PostPosted: Thu Jan 10, 2019 9:33 am
by jwh92020
When building a "walk through" rear wall, If you set your wall inside the trailer just past the roller spring for the ramp, how are you water proofing the 8"-10" space on the side walls, top & floor? Can anyone post some up close pics of how you did it? The one thing I hate when building trailers is to have to chase water leaks. Thanks.

Re: Rear Wall Question

PostPosted: Thu Jan 10, 2019 10:02 am
by dirtsailor2003
I keep looking at the spring in mine and really wonder if its needed. Obviously one would need to be careful lowering the door as there wouldm't be any resistance to slow it down. It is nice to have the help when putting it up, but I don't think it would be too difficult to raise without. Just food for thought.

Re: Rear Wall Question

PostPosted: Thu Jan 10, 2019 10:51 am
by CoventryKid
Correct me if I'm wrong, but it sounds like you want to leave your ramp/doors open when it rains? When I built my CT 4 years ago, my 2x2 rear wall was right at the back of the trailer - there is little space between the wall and the ramp. I never anticipated leaving the ramp down (patio style) in inclement weather . When it rains, I simply close the ramp.
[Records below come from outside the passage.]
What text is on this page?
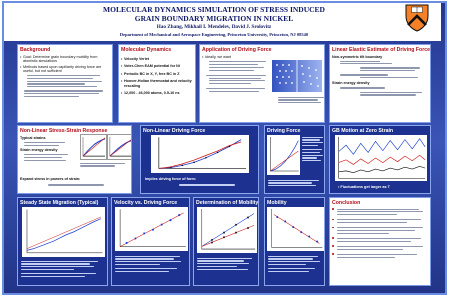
MOLECULAR DYNAMICS SIMULATION OF STRESS INDUCED
GRAIN BOUNDARY MIGRATION IN NICKEL
Hao Zhang, Mikhail I. Mendelev, David J. Srolovitz
Department of Mechanical and Aerospace Engineering, Princeton University, Princeton, NJ 08540
Background
• Goal: Determine grain boundary mobility from atomistic simulations
• Methods based upon capillarity driving force are useful, but not sufficient
Molecular Dynamics
• Velocity Verlet
• Voter-Chen EAM potential for Ni
• Periodic BC in X, Y, free BC in Z
• Hoover-Holian thermostat and velocity rescaling
• 12,000 - 46,000 atoms, 0.5-10 ns
Application of Driving Force
• Ideally, we want
Linear Elastic Estimate of Driving Force
Non-symmetric tilt boundary
Strain energy density
Non-Linear Stress-Strain Response
Typical strains
Strain energy density
Expand stress in powers of strain:
Non-Linear Driving Force
Implies driving force of form:
Driving Force	GB Motion at Zero Strain
• Fluctuations get larger as T
Steady State Migration (Typical)	Velocity vs. Driving Force	Determination of Mobility	Mobility	Conclusion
And I wouldn't suggest removing the spring mechanism. My aluminum ramp is still very heavy even with the springs help.

Hope this helps.

Re: Rear Wall Question

PostPosted: Thu Jan 10, 2019 11:53 am
by jwh92020
Coventry - I wanted to mount a window ac in the wall that would slide in during transit and out for use. We have lots of hot, rainy summer days here in OK where ac is needed. If the ramp is closed, I couldn't use the ac. I toyed with the idea of a dual hose portable ac set up in the "v" area, but I have used them twice - same 12k btu dual hose model. In a 7 x 12 wood framed, wood clad trailer, 72 on a 100 degree day. In a 7 x 14 black "V" nose CT, 85 on a 100 degree day. Both had 1.5" polyiso foamboard in ceiling, 1" in walls and 3/4" in floors. The portable would be more convenient, but I'm concerned about it cooling. They are a lot of $ for what my experience has been using one.

Re: Rear Wall Question

PostPosted: Thu Jan 10, 2019 12:11 pm
by jwhite
I can tell you that you need the spring assist to be able to lift the rear ramp buy yourself.
I had the cable jump off the track on a camping trip and I could not lift the rear door and needed a few guys help me close it up.
I went to a garage door company and they rewound the cable and adjusted the spring, for about 50.00 and haven't had any problems so far.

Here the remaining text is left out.